Wer wirklich eine Energiewende erreichen will, muss eine Kurskorrektur bei der Energieforschung vornehmen. Dies umso mehr, da nach dem krisenbedingten Rückgang der Energienachfrage und der Treibhausgasemissionen im Jahr 2009 die Internationale Energieagentur schätzt, dass die energiebedingten Treibhausgasemissionen im Jahr 2010 ein Allzeithoch erreicht haben. In seinem aktuellen Global Energy Review berichtet der Ölkonzern BP, dass China die USA inzwischen als größten Energieverbraucher abgelöst hat. Allein 2010 führte das Wirtschaftswachstum Chinas zu einem elfprozentigen Anstieg des Energiebedarfs.
Vor dem Hintergrund dieser aktuellen Trends ergeben sich große Wettbewerbsvorteile für die Exportnation Deutschland. Während im Zuge der Finanzkrise fast alle Industriezweige Rückgänge zu verzeichnen hatten, war das Wachstum bei den erneuerbaren Energien 2009 ungebrochen. Rund 19 Prozent des globalen Primärenergieverbrauchs wird inzwischen durch erneuerbare Energien abgedeckt. Seit 2008 werden in Europa und den USA mehr Erneuerbare-Energien-Kapazitäten installiert als konventionelle Energieerzeugung.
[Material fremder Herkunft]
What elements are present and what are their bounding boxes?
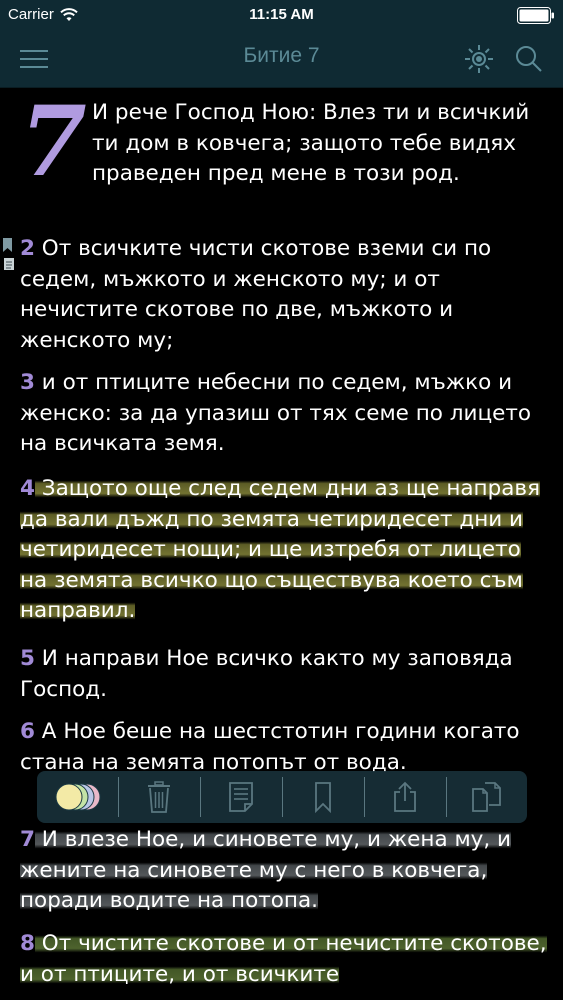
verse-number: 5 [20, 646, 35, 671]
search-icon [516, 46, 542, 72]
verse-bookmark-note-marks[interactable] [2, 238, 18, 278]
verse-number: 8 [20, 931, 35, 956]
verse-4[interactable]: 4 Защото още след седем дни аз ще направ… [20, 474, 550, 627]
brightness-icon [465, 45, 493, 73]
color-picker-icon [55, 783, 101, 811]
color-picker-button[interactable] [37, 771, 117, 823]
verse-text: И рече Господ Ною: Влез ти и всичкий ти … [92, 100, 530, 186]
copy-icon [472, 782, 501, 812]
trash-icon [148, 781, 170, 813]
copy-button[interactable] [447, 771, 527, 823]
verse-text: И направи Ное всичко както му заповяда Г… [20, 646, 513, 702]
verse-text: От всичките чисти скотове вземи си по се… [20, 236, 492, 353]
note-icon [229, 782, 253, 812]
verse-number: 2 [20, 236, 35, 261]
verse-number: 7 [20, 827, 35, 852]
verse-text: От чистите скотове и от нечистите скотов… [20, 931, 547, 987]
verse-8[interactable]: 8 От чистите скотове и от нечистите скот… [20, 929, 550, 990]
verse-text: И влезе Ное, и синовете му, и жена му, и… [20, 827, 512, 913]
status-bar: Carrier 11:15 AM [0, 0, 563, 30]
verse-5[interactable]: 5 И направи Ное всичко както му заповяда… [20, 644, 550, 705]
nav-bar: Битие 7 [0, 30, 563, 88]
chapter-content: 7 И рече Господ Ною: Влез ти и всичкий т… [0, 88, 563, 1000]
brightness-button[interactable] [460, 41, 498, 77]
verse-3[interactable]: 3 и от птиците небесни по седем, мъжко и… [20, 368, 550, 460]
verse-text: А Ное беше на шестстотин години когато с… [20, 719, 520, 775]
verse-text: и от птиците небесни по седем, мъжко и ж… [20, 370, 532, 456]
battery-icon [517, 7, 554, 24]
share-icon [394, 781, 416, 812]
verse-7[interactable]: 7 И влезе Ное, и синовете му, и жена му,… [20, 825, 550, 917]
verse-number: 6 [20, 719, 35, 744]
note-button[interactable] [201, 771, 281, 823]
search-button[interactable] [510, 41, 548, 77]
status-time: 11:15 AM [249, 6, 314, 23]
verse-number: 4 [20, 476, 35, 501]
color-swatch-yellow [55, 783, 83, 811]
share-button[interactable] [365, 771, 445, 823]
verse-1[interactable]: 7 И рече Господ Ною: Влез ти и всичкий т… [20, 88, 550, 198]
verse-2[interactable]: 2 От всичките чисти скотове вземи си по … [20, 234, 550, 356]
bookmark-button[interactable] [283, 771, 363, 823]
delete-button[interactable] [119, 771, 199, 823]
bookmark-icon [315, 782, 331, 814]
verse-text: Защото още след седем дни аз ще направя … [20, 476, 541, 623]
verse-6[interactable]: 6 А Ное беше на шестстотин години когато… [20, 717, 550, 778]
chapter-number: 7 [20, 88, 87, 198]
verse-action-toolbar [37, 771, 527, 823]
verse-number: 3 [20, 370, 35, 395]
Mit dem 6. Energieforschungsprogramm hat die Bundesregierung jetzt die Chance, durch eine Korrektur ihrer bisherigen Forschungsschwerpunkte Deutschland zum internationalen Innovations-Champion bei der Steigerung der Energieeffizienz sowie beim Ausbau der erneuerbaren Energien und der Stromnetze zu machen. Wer argumentiert – wie die Bundeskanzlerin in ihrer Regierungserklärung letzte Woche –, dass die Neubewertung der Risiken der Atomkraft im Lichte der Ereignisse von Fukushima einen Ausstieg aus der Kernenergie notwendig macht, der muss in einem weiteren Schritt den Fokus der Energieforschung auf Energieeffizienz, erneuerbare Energien, Energiespeicher und Übertragungsnetze richten.
Matthias Ruchser arbeitet als Berater in der Energiewirtschaft und ist Leiter der Stabsstelle Kommunikation des Deutschen Instituts für Entwicklungspolitik.